- About
- Work
- Notebook
- Careers

Mirador Data Competition: the winning entries

We recently organized the Mirador Data Competition, where participants were invited to explore public datasets in health, sports, and global development using the Mirador tool, submit their findings, and have a chance to win prizes. With the assistance of experts in the areas covered by the competition, we chose three winning entries, and today we have the pleasure to announce them.

The winners of the Mirador Data Competition are:

**First prize:**Maria Fernanda Gándara. Correlation between Researchers in R&D and Research and development expenditure, from the World Bank Development Indicators.**Second prize:**Yuliia Khodakivska. Correlation between Salary and Month of Birth in the 2013 Lahman's Baseball Database.**Third prize:**Ching-Hsing Wang. Correlation between General Health and Exercise in the past 30 days, from the 2012 Behavioral Risk Factor Surveillance System.

Findings were submitted as *eikosogram* plots, a representation that Mirador uses to explore many variables at once. I've gone into more detail about eikosograms in an earlier post. In order to elaborate on the winning entries I created three custom interactive versions that can be explored below. I tried to re-interpret them with a visualization that is better suited for each particular dataset.

*Interact with the charts below to explore this question.*

This visualization includes all countries in the Europe, Central Asia, and North America regions, between 2000 and 2013. However, María Fernanda also considered the percentage of secondary female teachers as a covariate in her analysis. You can explore the effect of this variable by clicking the following links to update the plot above. Show countries where the percentage of female teachers is less than 50%, more than 50%, or without constraint. According to María Fernanda "I explored for possible covariates that could strengthen the relationships, and that is how I chose the additional covariate of percentage of female teachers in secondary education. Therefore, the constrain of “percentage of female secondary teachers > 50%” was statistically based (in an exploratory fashion). I do think it can be interpreted, though. Since researchers are typically men, the more women working in secondary education, the more men "available" to become researchers."

Somewhat related, an article from a few years ago shows that the month of birth for an American League player peaks on August, however this happens only for U.S. born players, non-U.S. players don't seem to be born in August on significantly higher proportions.

In order to visualize all these patterns, I added the birth counts for U.S. and non-U.S. born players for each month of the year, alongside the median salary as a function of month of birth. All these numbers were derived from the 2013 release of the Lahman's database.

*Interact with the chart below to explore further.*

Strangely enough, the peak in the median salary occurs in July, not August as one would expect following the argument in the article. Is this a real effect, or the result of a bug in the code or data? You can download our scripts to check for yourself. Our winner told us about her initial motivation to look at this correlation. Yuliia writes, "an article called How Common Is Your Birthday? (and data source) [...] It contains infographics showing that July, August, and September seem to have more births, comparing to winter times."

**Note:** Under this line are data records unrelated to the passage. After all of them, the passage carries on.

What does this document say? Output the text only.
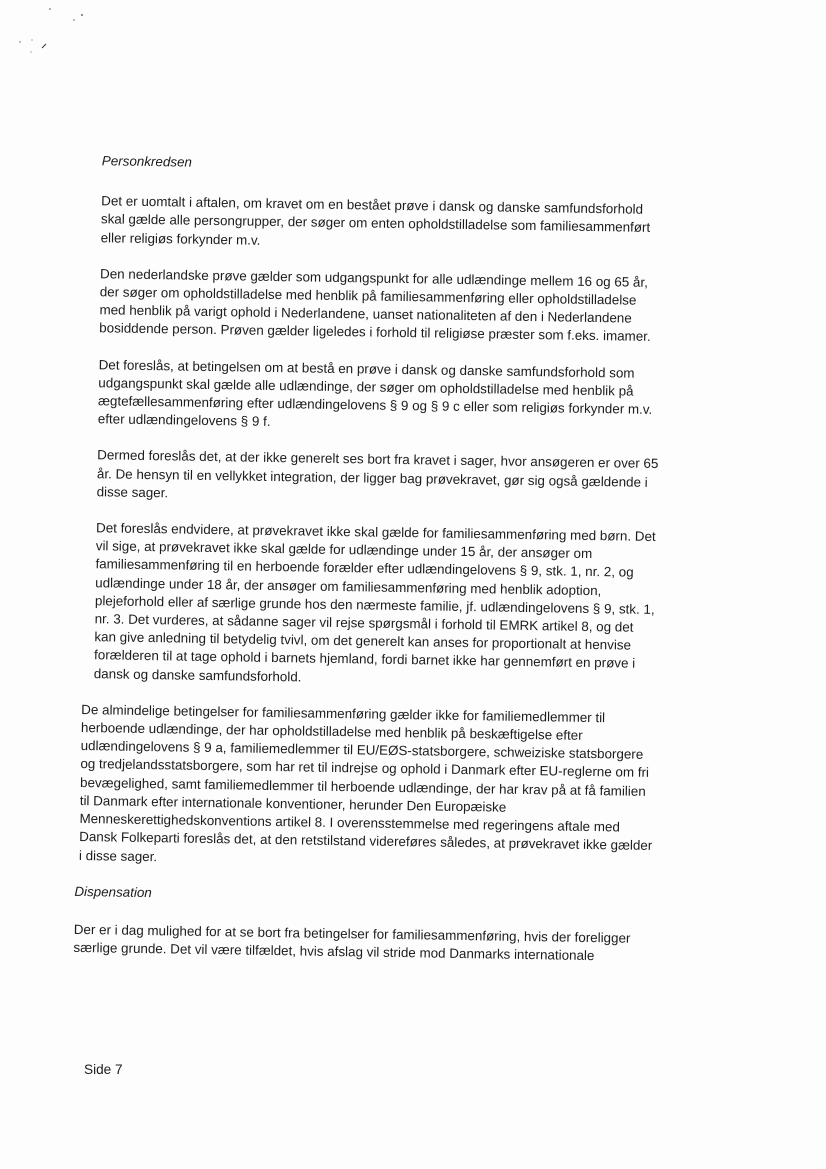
Personkredsen
Det er uomtalt i aftalen, om kravet om en bestået prøve i dansk og danske samfundsforhold skal gælde alle persongrupper, der søger om enten opholdstilladelse som familiesammenført eller religiøs forkynder m.v.
Den nederlandske prøve gælder som udgangspunkt for alle udlændinge mellem 16 og 65 år, der søger om opholdstilladelse med henblik på familiesammenføring eller opholdstilladelse med henblik på varigt ophold i Nederlandene, uanset nationaliteten af den i Nederlandene bosiddende person. Prøven gælder ligeledes i forhold til religiøse præster som f.eks. imamer.
Det foreslås, at betingelsen om at bestå en prøve i dansk og danske samfundsforhold som udgangspunkt skal gælde alle udlændinge, der søger om opholdstilladelse med henblik på ægtefællesammenføring efter udlændingelovens § 9 og § 9 c eller som religiøs forkynder m.v. efter udlændingelovens § 9 f.
Dermed foreslås det, at der ikke generelt ses bort fra kravet i sager, hvor ansøgeren er over 65 år. De hensyn til en vellykket integration, der ligger bag prøvekravet, gør sig også gældende i disse sager.
Det foreslås endvidere, at prøvekravet ikke skal gælde for familiesammenføring med børn. Det vil sige, at prøvekravet ikke skal gælde for udlændinge under 15 år, der ansøger om familiesammenføring til en herboende forælder efter udlændingelovens § 9, stk. 1, nr. 2, og udlændinge under 18 år, der ansøger om familiesammenføring med henblik adoption, plejeforhold eller af særlige grunde hos den nærmeste familie, jf. udlændingelovens § 9, stk. 1, nr. 3. Det vurderes, at sådanne sager vil rejse spørgsmål i forhold til EMRK artikel 8, og det kan give anledning til betydelig tvivl, om det generelt kan anses for proportionalt at henvise forælderen til at tage ophold i barnets hjemland, fordi barnet ikke har gennemført en prøve i dansk og danske samfundsforhold.
De almindelige betingelser for familiesammenføring gælder ikke for familiemedlemmer til herboende udlændinge, der har opholdstilladelse med henblik på beskæftigelse efter udlændingelovens § 9 a, familiemedlemmer til EU/EØS-statsborgere, schweiziske statsborgere og tredjelandsstatsborgere, som har ret til indrejse og ophold i Danmark efter EU-reglerne om fri bevægelighed, samt familiemedlemmer til herboende udlændinge, der har krav på at få familien til Danmark efter internationale konventioner, herunder Den Europæiske Menneskerettighedskonventions artikel 8. I overensstemmelse med regeringens aftale med Dansk Folkeparti foreslås det, at den retstilstand videreføres således, at prøvekravet ikke gælder i disse sager.
Dispensation
Der er i dag mulighed for at se bort fra betingelser for familiesammenføring, hvis der foreligger særlige grunde. Det vil være tilfældet, hvis afslag vil stride mod Danmarks internationale
Side 7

Here, I thought it would be useful to take Ching-Hsing's original submission and make it more general in this visualization, allowing readers to explore different association patterns. In order to control, at least to some extent, for confounding effects that might be influencing both general health and exercise, I restricted the visualization to respondents younger than 50 years who don't report activity limitation due to health problems. It is interesting to see how the proportions of health levels change between males and females and across income groups.

*Interact with the chart below and toggle between sex and income.*

For instance, the proportion of exercising females who report excellent health is 4% higher than for exercising males in the top earning group. However, this difference reverts for lower income respondents: exercising males report higher excellent health than females. Are these patterns simply the result of random fluctuations in the sample data or due to real effects?

The eikosogram is constructed differently depending on whether the Y variable is nominal or numerical. In the former case, the vertical columns represent the conditional probability of each value of the Y variable given the X category. In the former, a boxplot is constructed for each value of X, and the entire eikosogram is formed by all these boxplots placed next to each other. The dark blue box contains values one standard deviation around the mean, while the light blue extends up to two standard deviations.

Although the interpretation of the eikosogram is different depending on the variable type, in all cases it is easy to visually identify a correlation: unrelated variables have a flat eikosogram, because either the conditional probabilities or the boxplots are independent of X. It is also important to note that the scale of the X variable is not linear: the width of each X bin is proportional to the number of samples falling within that bin.

Users in Mirador can also define arbitrary data ranges in order to control by various covariates or to stratify the sample into subpopulations of interest. Some of the submissions used covariates, while others were reported on the entire sample. The next gallery shows the three winning correlations as they were displayed in Mirador:

It could be argued that one can play with covariates in Mirador until finding a statistically significant association, but as contestant María Fernanda pointed out, this is valid practice in "data-driven" exploratory analysis: the interpretation stage comes later, at which point one can discard the correlation altogether, or conduct further analysis using more powerful tools or better datasets. The feedback received from users so far has been very positive, highlighting both Mirador's advantages (free availability, ease of use, interactive correlation analysis) and the areas where it could be improved (inclusions of other datasets, better scatter plot functionality, more advanced statistical analysis).